Sunday, January 1, 2017

Detail #324: Another Uncommon Voice

Consider a situation whereby a speaker community reinterprets the argument structure of a verb depending on the person of the subject. An example where this might be reasonable to occur is various verbs for 'like' in a variety of languages:
I like → I like
you likeyou like
he likeshe appeals to X
much like, say, 'es gefällt mir' structurally is something like 'it appeals to me', but is semantically probably closer to 'I like it'. It is easy to imagine that first and second person more often perceive the appeal, and third person are the cause thereof, and semantic wear turns the structure, rather than the verb, into the meaning-carrying element.

This could imaginably lead to an inverse-direct thing for verbs with such a behaviour. Another thing it imaginably could lead to would be an exceptional voice whereby the behaviour of the verb for first and second person is recreated for the third person as well.

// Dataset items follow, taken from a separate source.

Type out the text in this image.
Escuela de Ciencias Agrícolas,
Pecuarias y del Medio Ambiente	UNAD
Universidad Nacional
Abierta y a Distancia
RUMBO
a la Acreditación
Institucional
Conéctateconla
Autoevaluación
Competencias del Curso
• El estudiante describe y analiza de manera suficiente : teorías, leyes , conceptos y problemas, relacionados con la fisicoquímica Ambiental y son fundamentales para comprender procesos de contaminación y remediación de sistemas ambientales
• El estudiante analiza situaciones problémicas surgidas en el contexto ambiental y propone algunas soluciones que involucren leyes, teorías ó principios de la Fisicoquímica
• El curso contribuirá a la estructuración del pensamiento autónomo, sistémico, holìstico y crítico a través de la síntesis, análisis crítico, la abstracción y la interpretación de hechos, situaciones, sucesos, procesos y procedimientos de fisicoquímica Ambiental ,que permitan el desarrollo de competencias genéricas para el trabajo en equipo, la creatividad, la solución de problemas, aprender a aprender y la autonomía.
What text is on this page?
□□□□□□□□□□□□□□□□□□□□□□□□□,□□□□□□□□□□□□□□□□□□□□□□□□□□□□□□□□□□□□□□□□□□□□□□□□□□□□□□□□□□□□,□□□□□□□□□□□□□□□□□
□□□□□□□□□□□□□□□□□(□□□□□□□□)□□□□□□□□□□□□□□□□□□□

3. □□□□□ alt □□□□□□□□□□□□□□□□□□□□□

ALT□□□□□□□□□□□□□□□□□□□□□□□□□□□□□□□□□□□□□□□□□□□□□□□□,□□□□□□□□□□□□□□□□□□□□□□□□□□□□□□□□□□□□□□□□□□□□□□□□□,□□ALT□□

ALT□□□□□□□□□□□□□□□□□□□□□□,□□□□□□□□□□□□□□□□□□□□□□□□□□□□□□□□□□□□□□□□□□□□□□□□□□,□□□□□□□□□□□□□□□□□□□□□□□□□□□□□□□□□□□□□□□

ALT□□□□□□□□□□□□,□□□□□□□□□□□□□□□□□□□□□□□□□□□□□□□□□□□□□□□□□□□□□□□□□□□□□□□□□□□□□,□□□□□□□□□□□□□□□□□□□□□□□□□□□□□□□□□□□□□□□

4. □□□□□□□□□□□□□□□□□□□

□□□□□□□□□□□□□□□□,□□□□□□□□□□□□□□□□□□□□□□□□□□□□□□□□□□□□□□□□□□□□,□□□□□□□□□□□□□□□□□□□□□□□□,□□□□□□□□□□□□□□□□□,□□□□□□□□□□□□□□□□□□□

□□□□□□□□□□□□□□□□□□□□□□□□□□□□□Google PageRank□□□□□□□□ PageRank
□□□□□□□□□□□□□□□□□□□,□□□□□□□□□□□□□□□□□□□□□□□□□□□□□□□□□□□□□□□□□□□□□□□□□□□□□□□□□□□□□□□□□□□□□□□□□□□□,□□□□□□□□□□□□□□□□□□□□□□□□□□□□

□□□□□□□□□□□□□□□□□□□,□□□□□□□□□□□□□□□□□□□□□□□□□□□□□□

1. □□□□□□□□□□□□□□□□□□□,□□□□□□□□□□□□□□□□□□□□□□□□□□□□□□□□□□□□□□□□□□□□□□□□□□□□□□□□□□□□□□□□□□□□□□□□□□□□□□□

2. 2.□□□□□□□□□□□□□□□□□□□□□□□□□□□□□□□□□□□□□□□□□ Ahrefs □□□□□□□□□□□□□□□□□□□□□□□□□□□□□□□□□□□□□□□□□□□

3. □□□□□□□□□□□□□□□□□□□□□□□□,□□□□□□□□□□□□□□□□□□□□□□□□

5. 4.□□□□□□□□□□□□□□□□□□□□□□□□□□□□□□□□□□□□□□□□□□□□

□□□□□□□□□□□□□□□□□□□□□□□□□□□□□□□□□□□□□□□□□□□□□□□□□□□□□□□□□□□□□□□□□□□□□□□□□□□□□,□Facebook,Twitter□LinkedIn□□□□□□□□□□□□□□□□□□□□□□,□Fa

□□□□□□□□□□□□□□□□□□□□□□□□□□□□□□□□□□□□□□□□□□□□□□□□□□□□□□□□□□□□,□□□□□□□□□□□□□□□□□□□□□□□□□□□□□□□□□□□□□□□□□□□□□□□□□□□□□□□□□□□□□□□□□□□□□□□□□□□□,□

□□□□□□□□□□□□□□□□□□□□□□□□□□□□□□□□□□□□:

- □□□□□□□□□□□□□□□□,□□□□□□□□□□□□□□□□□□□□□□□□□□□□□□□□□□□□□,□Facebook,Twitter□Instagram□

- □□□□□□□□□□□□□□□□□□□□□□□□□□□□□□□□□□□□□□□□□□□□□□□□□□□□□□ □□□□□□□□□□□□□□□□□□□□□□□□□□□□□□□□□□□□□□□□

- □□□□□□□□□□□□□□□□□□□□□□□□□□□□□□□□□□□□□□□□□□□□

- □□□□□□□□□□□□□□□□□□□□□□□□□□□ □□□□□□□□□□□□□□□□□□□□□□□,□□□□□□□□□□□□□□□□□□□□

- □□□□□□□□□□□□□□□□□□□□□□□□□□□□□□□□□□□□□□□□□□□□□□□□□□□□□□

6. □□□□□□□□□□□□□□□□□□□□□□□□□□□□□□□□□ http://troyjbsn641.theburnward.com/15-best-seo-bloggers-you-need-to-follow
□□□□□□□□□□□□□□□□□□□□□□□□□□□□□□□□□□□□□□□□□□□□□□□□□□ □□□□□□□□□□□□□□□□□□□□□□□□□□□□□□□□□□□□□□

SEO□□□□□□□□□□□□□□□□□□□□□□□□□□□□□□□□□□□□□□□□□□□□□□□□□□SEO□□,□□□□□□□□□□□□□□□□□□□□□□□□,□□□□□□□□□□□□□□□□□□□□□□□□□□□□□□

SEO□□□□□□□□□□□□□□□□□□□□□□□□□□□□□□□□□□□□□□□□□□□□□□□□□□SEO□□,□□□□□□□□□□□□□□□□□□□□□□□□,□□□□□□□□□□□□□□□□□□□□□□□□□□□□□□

This would differ from other voices in the language, since
  1. it is restricted with regards to person
  2. it does not demote anything
  3. it does not promote anything
  4. it only permits that a certain type of NP behave like another type of NP with regards to the verb
(Now, we can imagine that it doesn't even permit first and second person "objects" – i.e. with this voice, you still can't say 'she likes me'. This would be somewhat interesting, but let's not go there.)

A tiny challenge: what could naturally grammaticalize into this function?

Onwards with the idea, this could of course combine with a passive - since normally, the stimulus is the subject, we could now go for a situation where you first make the perceiver the subject, then passivize so the stimulus again is the subject - maybe in order to get rid of the perceiver altogether, for a meaning along the lines of 'X is appealing (in general)'.